Introducing panflute-tests

Written for Panflute by Paul Kuliniewicz on 2010-09-26

The bad news is that I won’t be releasing the next version of Panflute at the end of the month as I had planned; that’s been pushed back to the end of October. That’s because it took much longer than I was expecting to get a new backend feature working: panflute-tests.

As of ths writing, Panflute supports 15 different music players, with even more planned: Amarok, Audacious, Banshee, Exaile, Guayadeque, Listen, MOC, MPD, Muine, Quod Libet, Rhythmbox, Songbird, VLC, XMMS, and XMMS2. Manually testing Panflute with the latest version of each is impractical; expanding that testing to include the last n versions of each of those is completely unreasonable. As a result, I had largely been slacking off doing proper testing, meaning that bugs, especially when the new version of a player changed its interface somehow, were common.

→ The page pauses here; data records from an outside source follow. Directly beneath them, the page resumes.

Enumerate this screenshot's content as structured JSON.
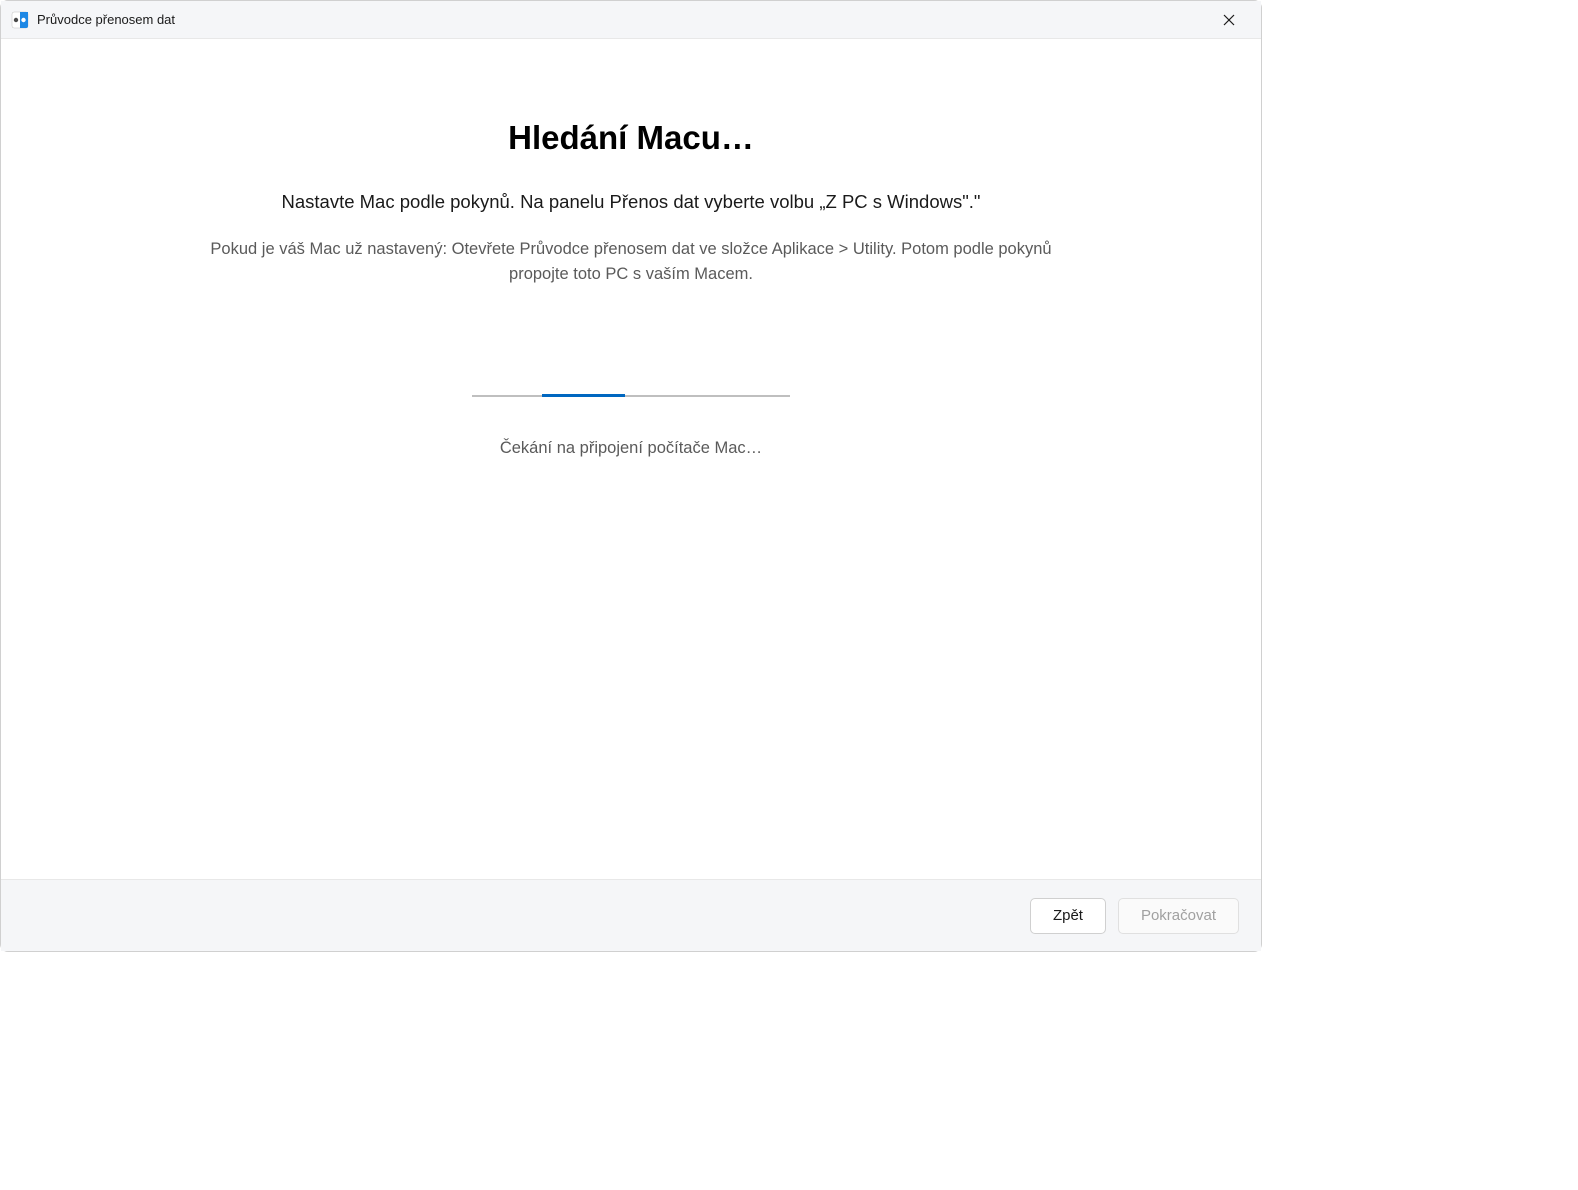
{
  "window": {
    "title": "Průvodce přenosem dat"
  },
  "main": {
    "heading": "Hledání Macu…",
    "instruction": "Nastavte Mac podle pokynů. Na panelu Přenos dat vyberte volbu „Z PC s Windows\".\"",
    "subtext": "Pokud je váš Mac už nastavený: Otevřete Průvodce přenosem dat ve složce Aplikace > Utility. Potom podle pokynů propojte toto PC s vaším Macem.",
    "waiting": "Čekání na připojení počítače Mac…"
  },
  "footer": {
    "back_label": "Zpět",
    "continue_label": "Pokračovat"
  }
}
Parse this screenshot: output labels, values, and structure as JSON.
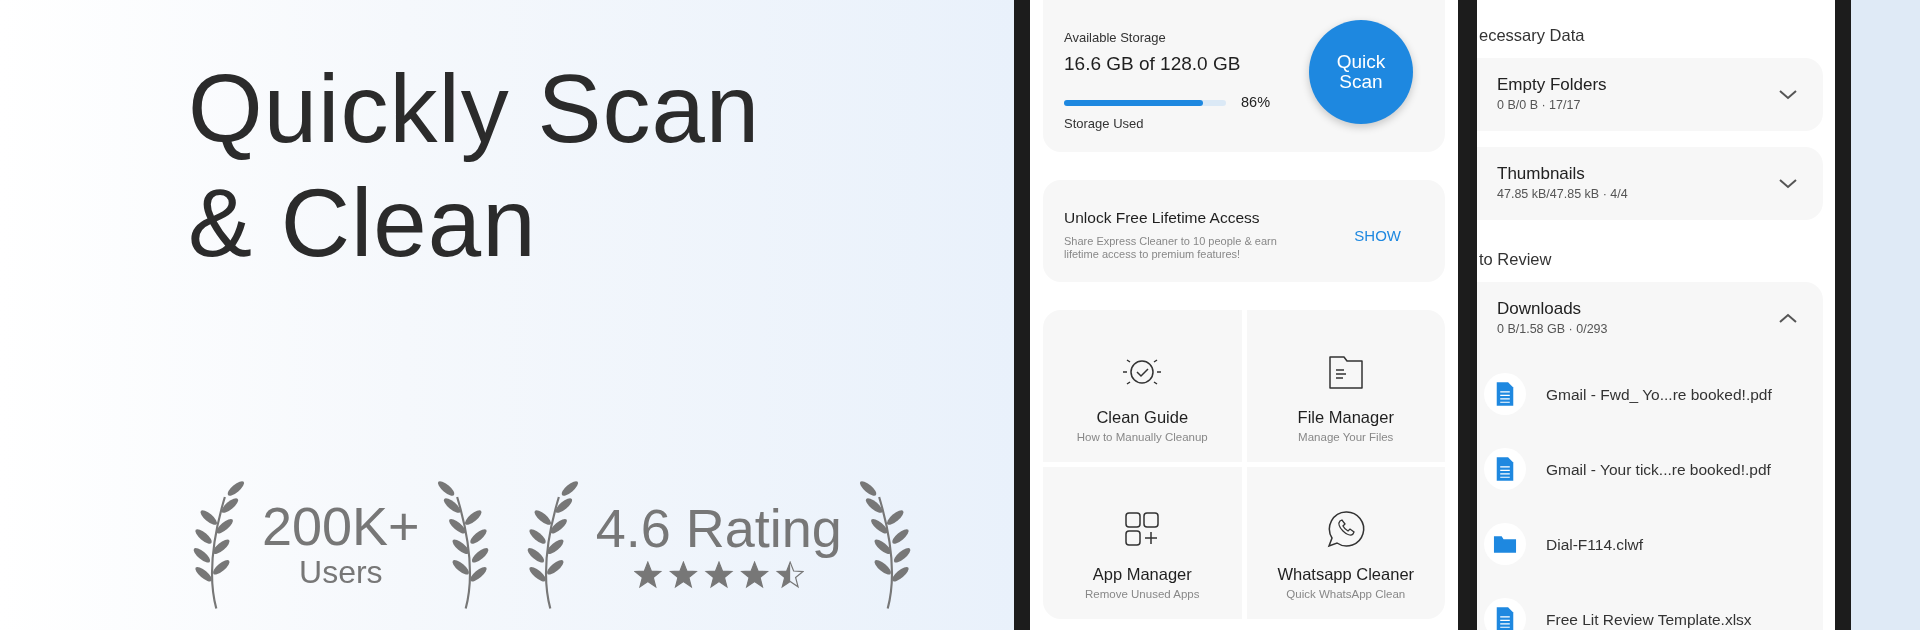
{
  "hero": {
    "title_lines": [
      "Quickly Scan",
      "& Clean"
    ],
    "stats": [
      {
        "kind": "count",
        "value": "200K+",
        "label": "Users"
      },
      {
        "kind": "rating",
        "value": "4.6 Rating",
        "stars": 4.5
      }
    ]
  },
  "home_screen": {
    "storage": {
      "label": "Available Storage",
      "amount": "16.6 GB of 128.0 GB",
      "level": 0.86,
      "percent": "86%",
      "caption": "Storage Used",
      "scan_button": [
        "Quick",
        "Scan"
      ]
    },
    "promo": {
      "title": "Unlock Free Lifetime Access",
      "text": "Share Express Cleaner to 10 people & earn lifetime access to premium features!",
      "action": "SHOW"
    },
    "tools": [
      {
        "title": "Clean Guide",
        "subtitle": "How to Manually Cleanup"
      },
      {
        "title": "File Manager",
        "subtitle": "Manage Your Files"
      },
      {
        "title": "App Manager",
        "subtitle": "Remove Unused Apps"
      },
      {
        "title": "Whatsapp Cleaner",
        "subtitle": "Quick WhatsApp Clean"
      }
    ]
  },
  "review_screen": {
    "sections": [
      {
        "title": "ecessary Data",
        "groups": [
          {
            "title": "Empty Folders",
            "detail": "0 B/0 B · 17/17",
            "expanded": false
          },
          {
            "title": "Thumbnails",
            "detail": "47.85 kB/47.85 kB · 4/4",
            "expanded": false
          }
        ]
      },
      {
        "title": "to Review",
        "groups": [
          {
            "title": "Downloads",
            "detail": "0 B/1.58 GB · 0/293",
            "expanded": true,
            "files": [
              {
                "name": "Gmail - Fwd_ Yo...re booked!.pdf",
                "kind": "document"
              },
              {
                "name": "Gmail - Your tick...re booked!.pdf",
                "kind": "document"
              },
              {
                "name": "Dial-F114.clwf",
                "kind": "folder"
              },
              {
                "name": "Free Lit Review Template.xlsx",
                "kind": "document"
              }
            ]
          }
        ]
      }
    ]
  }
}
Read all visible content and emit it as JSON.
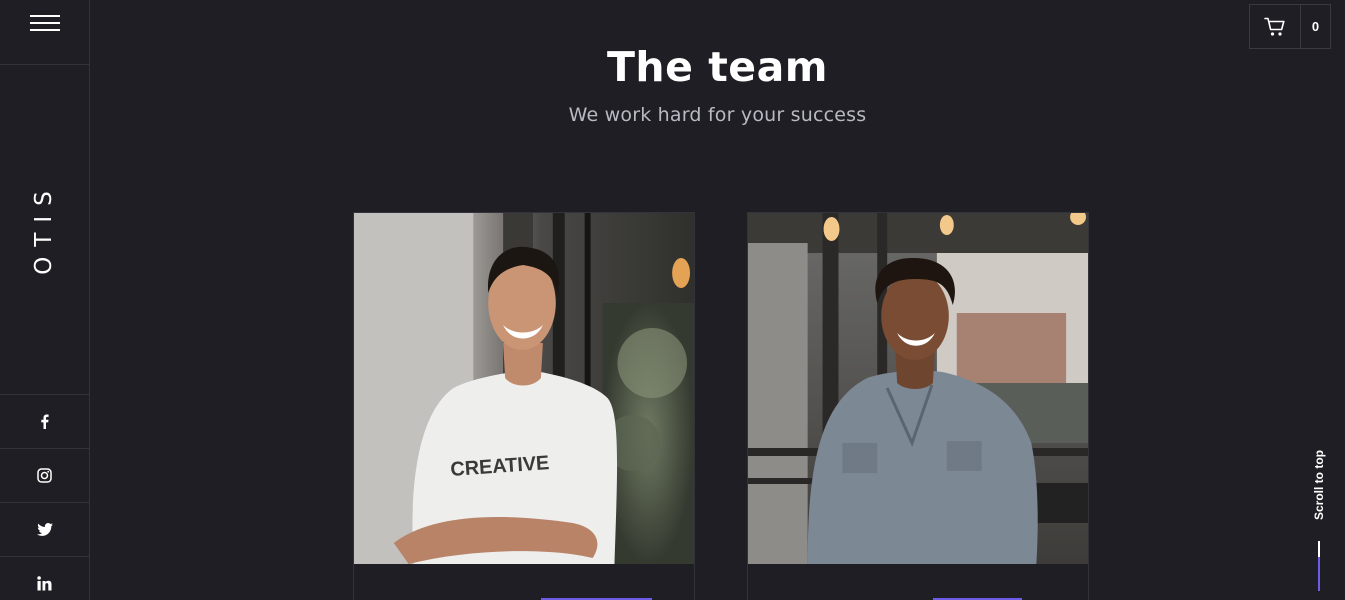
{
  "brand": {
    "name": "OTIS"
  },
  "header": {
    "cart_count": "0"
  },
  "section": {
    "title": "The team",
    "subtitle": "We work hard for your success"
  },
  "team": [
    {
      "shirt_text": "CREATIVE"
    },
    {}
  ],
  "social": [
    "facebook-icon",
    "instagram-icon",
    "twitter-icon",
    "linkedin-icon"
  ],
  "scroll_top": {
    "label": "Scroll to top"
  },
  "colors": {
    "background": "#1e1e24",
    "accent": "#6c5ce7",
    "border": "#33333b",
    "text": "#ffffff",
    "muted_text": "#b9b9c2"
  }
}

panflute-tests is a tool designed to automate the process of compatibility testing as much as possible. It allows a developer to define a series of test configurations, which are basically a particular installation of a particular version of a player, such as Banshee 1.7.4 installed under $HOME/players/banshee-1.7.4. For each defined configuration, panflute-tests will initialize the player with a known “music” collection and run a series of tests against it. The tests themselves are simple; for example, one checks that when the Play, Pause, and Stop commands are issued, the player responds by reporting the appropriate state change.

Even though each test is simple, the ability to automate running them against lots of configurations makes overall compatibility testing much more thorough and repeatable. Already, it’s discovered bugs that hadn’t been reported to the Panflute bug tracker, such as not retrieving metadata from recent versions of XMMS2 correctly.